Mr Kiraithe lauded members of the Kenya Health Professionals Society, which says it comprises of laboratory scientists, nutritionists, medical engineers, physiotherapists for continuing to work despite the standoff.

The government spokesman said they will be protected.

At the same press conference, Mr Musundi, the former nurses union chairman, downplayed the demands being made by nurses, saying the few matters remaining in the signing of an agreement do not justify a boycott.

“Something is not right in this strike. There is no way I can negotiate for 25 per cent and my colleagues are negotiating for 300 per cent,” he said.
Elsewhere, in patients in Taita Taveta county went to Tanzania owing to a cholera outbreak.

The sick were taken to Kilimanjaro Christian Medical Centre and Marangu Lutheran Hospital in Moshi.

A patient, Ms Josephine Mbatia, was taken to Kilimanjaro on Saturday after she became worse.

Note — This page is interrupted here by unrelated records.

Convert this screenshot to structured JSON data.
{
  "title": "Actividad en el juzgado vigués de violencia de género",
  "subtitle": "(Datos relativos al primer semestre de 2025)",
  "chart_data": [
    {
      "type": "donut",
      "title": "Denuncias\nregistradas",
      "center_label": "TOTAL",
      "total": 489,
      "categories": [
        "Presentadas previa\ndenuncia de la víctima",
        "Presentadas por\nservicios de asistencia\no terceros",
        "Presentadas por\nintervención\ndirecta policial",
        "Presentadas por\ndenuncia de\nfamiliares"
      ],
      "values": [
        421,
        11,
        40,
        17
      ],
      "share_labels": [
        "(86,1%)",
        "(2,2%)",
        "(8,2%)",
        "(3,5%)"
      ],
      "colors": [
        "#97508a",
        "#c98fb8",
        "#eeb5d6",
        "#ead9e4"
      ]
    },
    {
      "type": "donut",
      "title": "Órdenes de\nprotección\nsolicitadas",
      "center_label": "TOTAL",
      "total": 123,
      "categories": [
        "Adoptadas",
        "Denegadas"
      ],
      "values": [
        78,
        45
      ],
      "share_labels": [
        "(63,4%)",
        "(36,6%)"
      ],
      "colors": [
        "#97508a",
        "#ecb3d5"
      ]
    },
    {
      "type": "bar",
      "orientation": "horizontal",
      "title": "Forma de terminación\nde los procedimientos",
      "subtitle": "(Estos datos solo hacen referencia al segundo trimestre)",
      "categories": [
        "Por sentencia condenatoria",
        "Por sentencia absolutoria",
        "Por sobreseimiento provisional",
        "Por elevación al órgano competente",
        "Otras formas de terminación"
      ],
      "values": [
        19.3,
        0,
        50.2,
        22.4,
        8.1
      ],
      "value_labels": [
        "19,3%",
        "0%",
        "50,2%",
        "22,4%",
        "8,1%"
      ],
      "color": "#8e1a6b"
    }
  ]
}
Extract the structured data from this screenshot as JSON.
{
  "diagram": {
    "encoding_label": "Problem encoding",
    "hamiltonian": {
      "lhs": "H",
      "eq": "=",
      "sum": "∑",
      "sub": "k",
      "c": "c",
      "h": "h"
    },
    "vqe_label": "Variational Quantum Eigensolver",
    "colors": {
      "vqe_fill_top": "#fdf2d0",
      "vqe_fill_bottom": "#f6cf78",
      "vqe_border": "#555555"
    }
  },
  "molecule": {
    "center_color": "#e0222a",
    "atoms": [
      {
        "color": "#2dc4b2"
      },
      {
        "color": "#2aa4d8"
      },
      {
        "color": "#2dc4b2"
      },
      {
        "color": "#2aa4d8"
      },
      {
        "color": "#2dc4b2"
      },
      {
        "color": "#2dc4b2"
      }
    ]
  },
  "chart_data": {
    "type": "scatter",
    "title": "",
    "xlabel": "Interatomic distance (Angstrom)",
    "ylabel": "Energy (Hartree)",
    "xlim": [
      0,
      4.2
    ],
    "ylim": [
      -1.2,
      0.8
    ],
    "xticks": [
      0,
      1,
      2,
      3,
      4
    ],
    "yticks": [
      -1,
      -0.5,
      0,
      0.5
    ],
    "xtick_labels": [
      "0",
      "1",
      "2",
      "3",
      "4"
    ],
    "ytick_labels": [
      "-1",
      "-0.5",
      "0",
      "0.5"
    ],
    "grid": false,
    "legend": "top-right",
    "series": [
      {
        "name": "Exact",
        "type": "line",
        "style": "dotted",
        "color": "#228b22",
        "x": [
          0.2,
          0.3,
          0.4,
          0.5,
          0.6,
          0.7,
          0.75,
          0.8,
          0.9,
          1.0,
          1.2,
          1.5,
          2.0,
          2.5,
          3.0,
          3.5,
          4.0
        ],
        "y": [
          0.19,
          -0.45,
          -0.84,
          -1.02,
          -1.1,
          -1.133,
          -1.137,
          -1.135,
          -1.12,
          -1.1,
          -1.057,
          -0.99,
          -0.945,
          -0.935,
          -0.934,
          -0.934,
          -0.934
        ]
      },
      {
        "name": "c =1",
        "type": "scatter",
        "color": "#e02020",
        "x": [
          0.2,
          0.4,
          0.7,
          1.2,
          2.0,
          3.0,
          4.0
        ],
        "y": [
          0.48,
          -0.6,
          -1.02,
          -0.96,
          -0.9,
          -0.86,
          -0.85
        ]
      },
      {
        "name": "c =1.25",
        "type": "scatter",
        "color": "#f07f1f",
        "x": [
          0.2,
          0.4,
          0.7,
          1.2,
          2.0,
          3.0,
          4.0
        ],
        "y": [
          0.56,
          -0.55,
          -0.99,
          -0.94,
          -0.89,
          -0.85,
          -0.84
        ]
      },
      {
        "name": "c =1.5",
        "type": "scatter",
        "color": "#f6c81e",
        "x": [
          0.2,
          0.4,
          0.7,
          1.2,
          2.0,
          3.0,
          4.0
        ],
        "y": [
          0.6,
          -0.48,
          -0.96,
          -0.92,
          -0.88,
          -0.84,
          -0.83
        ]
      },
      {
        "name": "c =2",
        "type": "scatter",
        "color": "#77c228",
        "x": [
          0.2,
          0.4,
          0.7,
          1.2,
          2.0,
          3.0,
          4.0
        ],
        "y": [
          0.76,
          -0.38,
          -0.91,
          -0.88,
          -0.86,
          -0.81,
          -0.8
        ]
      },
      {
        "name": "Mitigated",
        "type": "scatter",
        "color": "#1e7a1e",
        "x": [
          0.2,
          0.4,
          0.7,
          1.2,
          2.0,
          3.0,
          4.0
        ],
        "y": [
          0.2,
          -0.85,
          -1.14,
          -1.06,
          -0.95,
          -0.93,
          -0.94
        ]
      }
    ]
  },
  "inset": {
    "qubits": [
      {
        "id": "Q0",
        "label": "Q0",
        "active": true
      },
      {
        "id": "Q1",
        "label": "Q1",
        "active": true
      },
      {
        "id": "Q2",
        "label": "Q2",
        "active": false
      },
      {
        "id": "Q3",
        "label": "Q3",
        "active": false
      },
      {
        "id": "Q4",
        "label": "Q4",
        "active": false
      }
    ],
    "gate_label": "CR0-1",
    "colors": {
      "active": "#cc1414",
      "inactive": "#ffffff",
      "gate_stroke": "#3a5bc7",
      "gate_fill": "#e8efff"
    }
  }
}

Speaking to the Sunday Nation on phone, a relative of Ms Mbatia’s said they could not get quality treatment in the available private facilities in Taveta town.

“She could have been treated at Taveta Sub-County Hospital but due to the strike, we have been forced to take her here,” said Ms Monica Ndege.

She said she had seen scores of Taveta residents seeking treatment in Tanzania hospitals.

In Mombasa, services at the Coast General Hospital remained paralysed as doctors stayed away from the referral health facility.